Ainsi de haut rendements en acide benzoique ont été observés pour la plupart des microréacteurs préparés comparativement aux différents test blanc menés, confirmant que les particules ancrées sont la phase active catalytique dans notre système. Dans tous les cas, seules des traces de benzaldehyde ont été aussi observées. Comme attendu pour des réactions consécutives la proportion de benzaldehyde a augmenté quand le rendement global a diminué. Les microréacteurs Citrate-Au se sont avérés moins actifs que les microréacteurs PVP-Au ou PVA-Au. Même au cours des 30 premières minutes, le rendement maximum en acide benzoique est seulement de 56.5 %. Cette activité catalytique plus faible peut être attribuée à la taille de particule plus grande des Citrate-Au (15 nm comparés à la 2-3 nm pour PVA- et PVP-Au) qui expose moins de sites actifs en surface. La stabilité du système catalytique s'est montrée plus élevée lors de l'utilisation du MPTES comme linker, montrant ainsi l'importance du type de liaison chimique considéré.

Pour comparer l'activité catalytique de ce dispositif microfluidique à un réacteur batch classique, une expérience a été effectuée en verrerie classique en utilisant un pourcentage de catalyseur (PVA-Au ou PVP-Au supporté de la même manière sur silice amorphe) plus élevé de l'ordre 1%. Le mélange contenant la solution de particules d'or, l'eau, l'alcool benzylique (0.1 M) et la base (0.3 M) a été d'abord chauffée à la température désirée (80 °C) et ensuite l'eau oxygénée (1 M) a été ajoutée. La réaction a été maintenue à 80 °C pendant 639 s, ce qui correspond au temps de résidence dans le système microfluidique. Aucune conversion à l'acide benzoique ou du benzaldehyde n'a été obtenue. Plusieurs essais ont conduits aux mêmes résultats.

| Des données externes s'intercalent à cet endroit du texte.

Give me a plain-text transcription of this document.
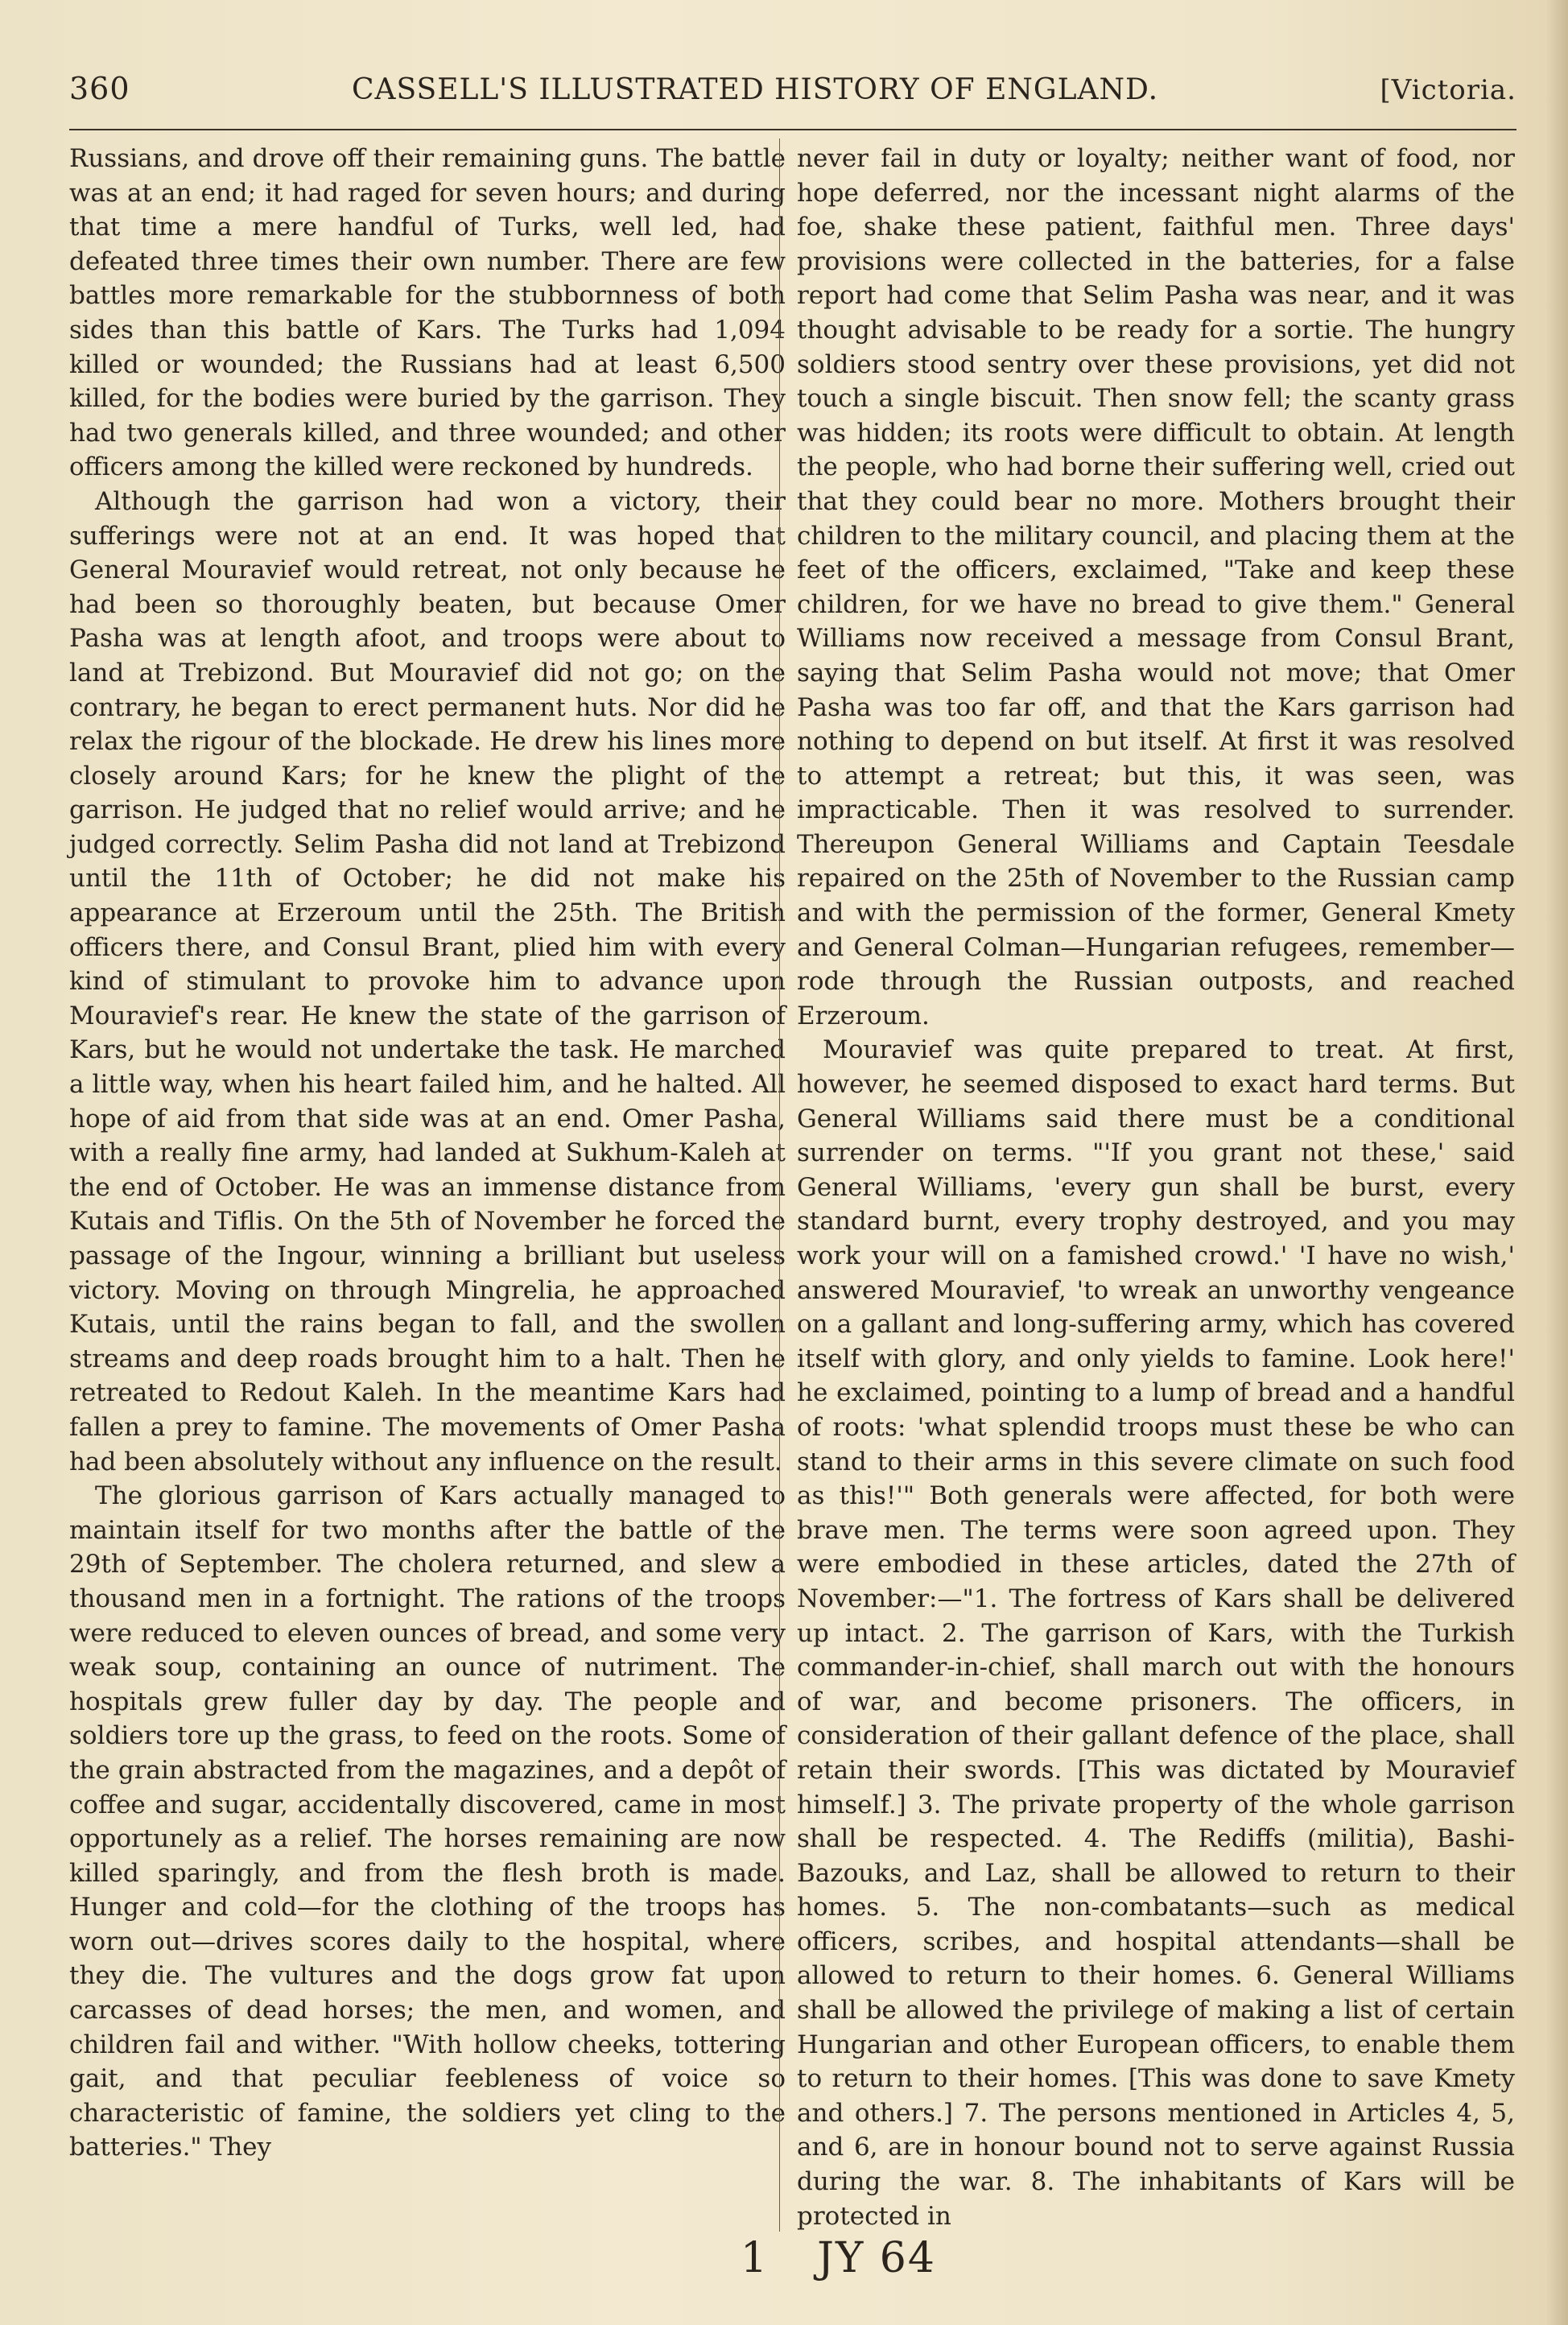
360	CASSELL'S ILLUSTRATED HISTORY OF ENGLAND.	[Victoria.

Russians, and drove off their remaining guns. The battle was at an end; it had raged for seven hours; and during that time a mere handful of Turks, well led, had defeated three times their own number. There are few battles more remarkable for the stubbornness of both sides than this battle of Kars. The Turks had 1,094 killed or wounded; the Russians had at least 6,500 killed, for the bodies were buried by the garrison. They had two generals killed, and three wounded; and other officers among the killed were reckoned by hundreds.

Although the garrison had won a victory, their sufferings were not at an end. It was hoped that General Mouravief would retreat, not only because he had been so thoroughly beaten, but because Omer Pasha was at length afoot, and troops were about to land at Trebizond. But Mouravief did not go; on the contrary, he began to erect permanent huts. Nor did he relax the rigour of the blockade. He drew his lines more closely around Kars; for he knew the plight of the garrison. He judged that no relief would arrive; and he judged correctly. Selim Pasha did not land at Trebizond until the 11th of October; he did not make his appearance at Erzeroum until the 25th. The British officers there, and Consul Brant, plied him with every kind of stimulant to provoke him to advance upon Mouravief's rear. He knew the state of the garrison of Kars, but he would not undertake the task. He marched a little way, when his heart failed him, and he halted. All hope of aid from that side was at an end. Omer Pasha, with a really fine army, had landed at Sukhum-Kaleh at the end of October. He was an immense distance from Kutais and Tiflis. On the 5th of November he forced the passage of the Ingour, winning a brilliant but useless victory. Moving on through Mingrelia, he approached Kutais, until the rains began to fall, and the swollen streams and deep roads brought him to a halt. Then he retreated to Redout Kaleh. In the meantime Kars had fallen a prey to famine. The movements of Omer Pasha had been absolutely without any influence on the result.

The glorious garrison of Kars actually managed to maintain itself for two months after the battle of the 29th of September. The cholera returned, and slew a thousand men in a fortnight. The rations of the troops were reduced to eleven ounces of bread, and some very weak soup, containing an ounce of nutriment. The hospitals grew fuller day by day. The people and soldiers tore up the grass, to feed on the roots. Some of the grain abstracted from the magazines, and a depôt of coffee and sugar, accidentally discovered, came in most opportunely as a relief. The horses remaining are now killed sparingly, and from the flesh broth is made. Hunger and cold—for the clothing of the troops has worn out—drives scores daily to the hospital, where they die. The vultures and the dogs grow fat upon carcasses of dead horses; the men, and women, and children fail and wither. "With hollow cheeks, tottering gait, and that peculiar feebleness of voice so characteristic of famine, the soldiers yet cling to the batteries." They

never fail in duty or loyalty; neither want of food, nor hope deferred, nor the incessant night alarms of the foe, shake these patient, faithful men. Three days' provisions were collected in the batteries, for a false report had come that Selim Pasha was near, and it was thought advisable to be ready for a sortie. The hungry soldiers stood sentry over these provisions, yet did not touch a single biscuit. Then snow fell; the scanty grass was hidden; its roots were difficult to obtain. At length the people, who had borne their suffering well, cried out that they could bear no more. Mothers brought their children to the military council, and placing them at the feet of the officers, exclaimed, "Take and keep these children, for we have no bread to give them." General Williams now received a message from Consul Brant, saying that Selim Pasha would not move; that Omer Pasha was too far off, and that the Kars garrison had nothing to depend on but itself. At first it was resolved to attempt a retreat; but this, it was seen, was impracticable. Then it was resolved to surrender. Thereupon General Williams and Captain Teesdale repaired on the 25th of November to the Russian camp and with the permission of the former, General Kmety and General Colman—Hungarian refugees, remember—rode through the Russian outposts, and reached Erzeroum.

Mouravief was quite prepared to treat. At first, however, he seemed disposed to exact hard terms. But General Williams said there must be a conditional surrender on terms. "'If you grant not these,' said General Williams, 'every gun shall be burst, every standard burnt, every trophy destroyed, and you may work your will on a famished crowd.' 'I have no wish,' answered Mouravief, 'to wreak an unworthy vengeance on a gallant and long-suffering army, which has covered itself with glory, and only yields to famine. Look here!' he exclaimed, pointing to a lump of bread and a handful of roots: 'what splendid troops must these be who can stand to their arms in this severe climate on such food as this!'" Both generals were affected, for both were brave men. The terms were soon agreed upon. They were embodied in these articles, dated the 27th of November:—"1. The fortress of Kars shall be delivered up intact. 2. The garrison of Kars, with the Turkish commander-in-chief, shall march out with the honours of war, and become prisoners. The officers, in consideration of their gallant defence of the place, shall retain their swords. [This was dictated by Mouravief himself.] 3. The private property of the whole garrison shall be respected. 4. The Rediffs (militia), Bashi-Bazouks, and Laz, shall be allowed to return to their homes. 5. The non-combatants—such as medical officers, scribes, and hospital attendants—shall be allowed to return to their homes. 6. General Williams shall be allowed the privilege of making a list of certain Hungarian and other European officers, to enable them to return to their homes. [This was done to save Kmety and others.] 7. The persons mentioned in Articles 4, 5, and 6, are in honour bound not to serve against Russia during the war. 8. The inhabitants of Kars will be protected in

1 JY 64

L'oxydation d'alcool benzylique en présence d'eau oxygénée catalysée par Au/TiO2 a été étudié par Cao. Ce catalyseur hétérogène supporté s'est révélé le plus efficace pour la réaction. Dans des conditions optimisées les auteurs ont obtenu une conversion de 99 %, mais avec la sélectivité n'est seulement que de 85 % pour l'acide benzoique après un temps de réaction de 150 minutes, utilisant un ratio substrat:H2O2:Au = 100:250:1. Dans notre cas, la quantification d'or ancrée par ICP-OES à l'intérieur du microréacteur le plus actif (MPTES/PVP-Au) a montré une masse totale de 1.0625 µg d'atomes d'or le long du microréacteur (85 cm). Le volume chauffé interne étant de 26.7 µL et le ratio de molaire d'alcool benzylique/or est donc 197 (%cat.= 0.5 % mol.) pour 639 s soit un ordre de grandeur similaire à celui de Cao.

Dans ces conditions nous avons observé un rendement de 95.5 % et une sélectivité de 98.8 % pour l'acide benzoique. Le ratio molaire alcool benzylique/or pour 120 minutes end'utilisation en continu, est 2222 pour le meilleur microréacteur (MPTES/PVP-Au) (%cat. = 0.045 % mol.) ce qui correspond à un TOF évalué de 0.28 s-1. Ce résultat témoigne du niveau très élevé de rendement catalytique pour le microsystème présenté. En comparaison avec le travail de Cao, un calcul rapide du nombre optimisé de microréacteurs catalytiques à associer en parallèle, supposant un transfert thermique constant le long du système final, pour convertir 10 mmol de substrat, démontre que 833 capillaires parallèles seraient suffisant pour rivaliser avec des système de verrerie classique à l'échelle du laboratoire.

Le débit molaire de substrat converti résultant pour un tel dispositif tournerait aux alentour de 0.076 mol.min-1 à 2 mL.min-1 avec seulement 0.0045 mmol de catalyseur d'or immobilisé dans le réacteur catalytique. L'utilisation la technique "Stack and Draw" couremment utilisée pour la fabrication de fibres optiques pourrait constituer une excellente approche pour préparer un tel réacteur et ainsi pénétrer pas à pas dans une stratégie de scaling-up à des fins industrielles.